Khalili and colleagues conducted a single-center study and included patients scoring 2 or 3 on the GOS one month after the TBI event. Most cases were related to road traffic accidents (53.8% were involved in a motor vehicle accident while 27.6% were pedestrians). The included participants (out of 129, only 65 were administered the treatment) received 10 mL of Cerebrolysin diluted in 100 mL of saline solution for 30 days. Based on study evaluations, patients with severe disability post-TBI included in the treatment group had (statistically significant) increased GOS-E scores when analyzing the reported values for baseline and at six months and three and six months compared to patients from the control group. In terms of mortality levels, 23.6% more deaths were reported among patients from the control group [36].

Improvement in functional outcomes following a TBI plays a vital role in patient recovery as patients with low scores of GOSE are diagnosed with depression and PTSD and report decreased levels of quality of life at twelve months post-TBI [37].

The mean age of TBI patients included in studies evaluating the effect of Cerebrolysin varies from 33.3 to 47.4 years, while the percentage of male participants ranges from 56% to 88.5%. Other differences were reported for treatment initiation, duration, and doses [20,29,35,36].
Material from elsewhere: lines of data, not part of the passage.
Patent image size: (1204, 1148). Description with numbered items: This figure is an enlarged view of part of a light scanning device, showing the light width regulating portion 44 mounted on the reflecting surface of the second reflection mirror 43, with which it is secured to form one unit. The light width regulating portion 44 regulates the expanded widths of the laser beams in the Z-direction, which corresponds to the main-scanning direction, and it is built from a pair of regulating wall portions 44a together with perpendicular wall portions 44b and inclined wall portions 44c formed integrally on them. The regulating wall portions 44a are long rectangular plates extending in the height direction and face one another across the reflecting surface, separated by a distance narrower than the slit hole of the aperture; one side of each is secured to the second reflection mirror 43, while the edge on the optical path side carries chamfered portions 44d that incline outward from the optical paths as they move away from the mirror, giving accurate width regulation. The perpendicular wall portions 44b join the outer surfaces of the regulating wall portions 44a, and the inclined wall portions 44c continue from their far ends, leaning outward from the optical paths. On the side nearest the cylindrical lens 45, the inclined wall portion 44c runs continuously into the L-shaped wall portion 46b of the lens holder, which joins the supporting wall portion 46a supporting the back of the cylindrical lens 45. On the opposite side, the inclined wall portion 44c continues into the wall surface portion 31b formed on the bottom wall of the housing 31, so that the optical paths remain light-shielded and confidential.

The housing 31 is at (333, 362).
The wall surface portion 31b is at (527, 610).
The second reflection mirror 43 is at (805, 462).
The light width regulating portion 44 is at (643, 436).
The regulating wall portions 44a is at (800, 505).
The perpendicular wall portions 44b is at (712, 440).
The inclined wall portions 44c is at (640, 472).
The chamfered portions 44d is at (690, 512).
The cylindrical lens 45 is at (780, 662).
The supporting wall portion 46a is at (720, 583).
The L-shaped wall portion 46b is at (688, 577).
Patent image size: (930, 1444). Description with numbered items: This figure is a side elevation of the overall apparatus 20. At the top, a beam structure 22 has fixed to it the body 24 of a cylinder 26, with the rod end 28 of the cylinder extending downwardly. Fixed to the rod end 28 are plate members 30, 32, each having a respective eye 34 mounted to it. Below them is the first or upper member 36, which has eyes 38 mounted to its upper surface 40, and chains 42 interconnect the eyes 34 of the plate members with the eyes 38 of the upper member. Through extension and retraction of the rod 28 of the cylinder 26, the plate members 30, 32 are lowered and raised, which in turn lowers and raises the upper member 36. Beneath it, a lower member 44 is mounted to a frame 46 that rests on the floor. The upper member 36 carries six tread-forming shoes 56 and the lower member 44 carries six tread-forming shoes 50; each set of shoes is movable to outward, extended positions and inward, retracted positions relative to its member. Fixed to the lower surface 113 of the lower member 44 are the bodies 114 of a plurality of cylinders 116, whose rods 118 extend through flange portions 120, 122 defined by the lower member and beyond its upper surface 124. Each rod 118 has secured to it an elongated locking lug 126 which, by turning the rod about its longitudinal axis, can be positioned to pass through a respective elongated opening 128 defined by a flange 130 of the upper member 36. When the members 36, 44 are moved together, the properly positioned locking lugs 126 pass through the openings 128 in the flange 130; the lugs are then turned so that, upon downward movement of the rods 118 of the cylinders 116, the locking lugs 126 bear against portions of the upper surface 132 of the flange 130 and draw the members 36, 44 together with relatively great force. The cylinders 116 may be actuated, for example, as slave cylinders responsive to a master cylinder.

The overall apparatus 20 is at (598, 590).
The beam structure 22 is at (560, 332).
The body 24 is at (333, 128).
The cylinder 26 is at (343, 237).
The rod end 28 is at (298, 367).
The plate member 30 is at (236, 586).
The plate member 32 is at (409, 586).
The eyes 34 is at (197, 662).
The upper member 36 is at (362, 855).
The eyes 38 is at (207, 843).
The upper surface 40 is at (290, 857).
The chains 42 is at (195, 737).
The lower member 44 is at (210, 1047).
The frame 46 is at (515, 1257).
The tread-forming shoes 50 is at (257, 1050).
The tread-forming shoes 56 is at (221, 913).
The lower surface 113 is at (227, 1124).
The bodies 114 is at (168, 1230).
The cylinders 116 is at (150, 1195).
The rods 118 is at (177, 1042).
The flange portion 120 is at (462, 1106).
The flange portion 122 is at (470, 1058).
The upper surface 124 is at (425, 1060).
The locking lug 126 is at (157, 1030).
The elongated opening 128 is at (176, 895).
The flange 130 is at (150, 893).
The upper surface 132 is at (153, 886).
Cerebrolysin has also been used as a pharmacological add-on in patients diagnosed with stroke, vascular dementia, and Alzheimer’s disease [38,39,40]. In studies that included patients with vascular dementia, a beneficial effect was observed on cognitive function after treatment with Cerebrolysin [39]. Cognitive and functional improvements have been reported for patients diagnosed with Alzheimer’s disease dementia (in different stages of dementia severity) [41].

5. Conclusions

Cerebrolysin is currently used as an adjunctive treatment in patients diagnosed with stroke, vascular dementias, and Alzheimer’s disease [38,39,40]. While supporting the existing literature on the positive effect of Cerebrolysin on mental health after TBI, our secondary analysis indicates the need for additional confirmatory studies (e.g., a high-quality, large-sample clinical trial) to establish clear relationships between the agent and post-traumatic mental health outcomes, as well as across multiple measurable TBI outcomes.